Кульминация дня - лекция знаменитого филолога Ричля по случаю вступления в должность. Хлопнув дверью в Бонне, ученый обосновывается в Лейпциге. Большой зал забит до отказа. Все хотят слушать Ричля.
И вот, с довольной улыбкой, шаркая большими войлочными туфлями, профессор входит в переполненную аудиторию. Необычная обувь - из-за подагры, в остальном же праздничный костюм с белым галстуком безупречен. Итак, Ричль неспешно идет к кафедре, окидывает взглядом аудиторию и вдруг восклицает: О, да тут и господин Ницше! И радостно машет ему рукой.
Великий Ричль, пламенный оратор, слишком умный и жизнелюбивый, чтобы быть в науке филистером, чутьем угадывает в Ницше юного гения, становится его покровителем, наставником, можно сказать, духовным отцом.
Ах, как опостылела Фридриху наумбургская родня, все эти бабы, желающие, чтобы его жизнь была сведена к заботам о свежести белья, благочестии сердца и чистоте помыслов. Как не хватало ему истинного мужа, которого он мог бы обожать и даже боготворить, - такого, как Ричль.

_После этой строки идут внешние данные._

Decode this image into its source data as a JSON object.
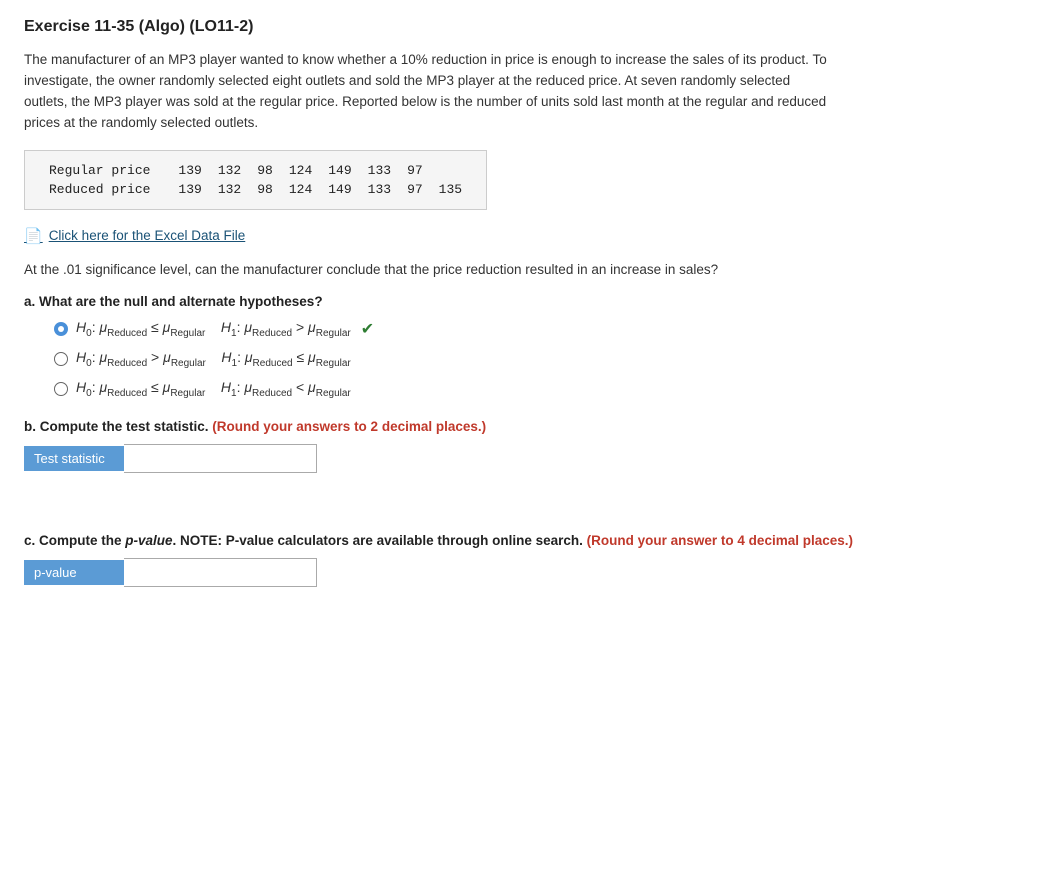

Всего лишь за несколько семестров Ричль сделает из расхлябанного студента молодого ученого, который, не окончив университета и не защитив докторской диссертации, получит профессуру. Он, избранник Ричля, уже в начале декабря приглашен на чай и вскоре станет членом клуба тринадцати филологов, которые раз в неделю собираются, чтобы подискутировать на заранее заданные темы, и каждый раз сменяют друг друга в кресле председателя.
В январе 1866 года наступает очередь Ницше. В ресторане "Лев" он делает доклад о нравственном и политическом содержании изречений Феогнида, греческого поэта, который пытался спасти аристократическое общество. Это же полный абсурд, считает Ницше, что аристократ Фердинанд Лассаль года три тому назад здесь, в Лейпциге, вдруг проникся любовью к угнетенным и основал "Всеобщий германский рабочий союз". Человек-господин снисходит до получеловеков. Так это видит Ницше. Глубокую неприязнь он будет питать и к Карлу Марксу с его вышедшим в 1867 году "Капиталом". Элита не должна знать сострадания, заявит он в своих философских трудах.
Итак, он рассказывает и рассуждает о Феогниде, хранителе благородного начала. Это его дебют в мире филологов. Он несколько скован, пока не замечает, с каким восхищением внимают ему коллеги. В свою студенческую каморку с романтическим видом на сад, в дом номер 4 по Блюменгассе, он возвращается поздно ночью. Да, он счастлив и так доволен собой, что решает показать текст доклада Ричлю.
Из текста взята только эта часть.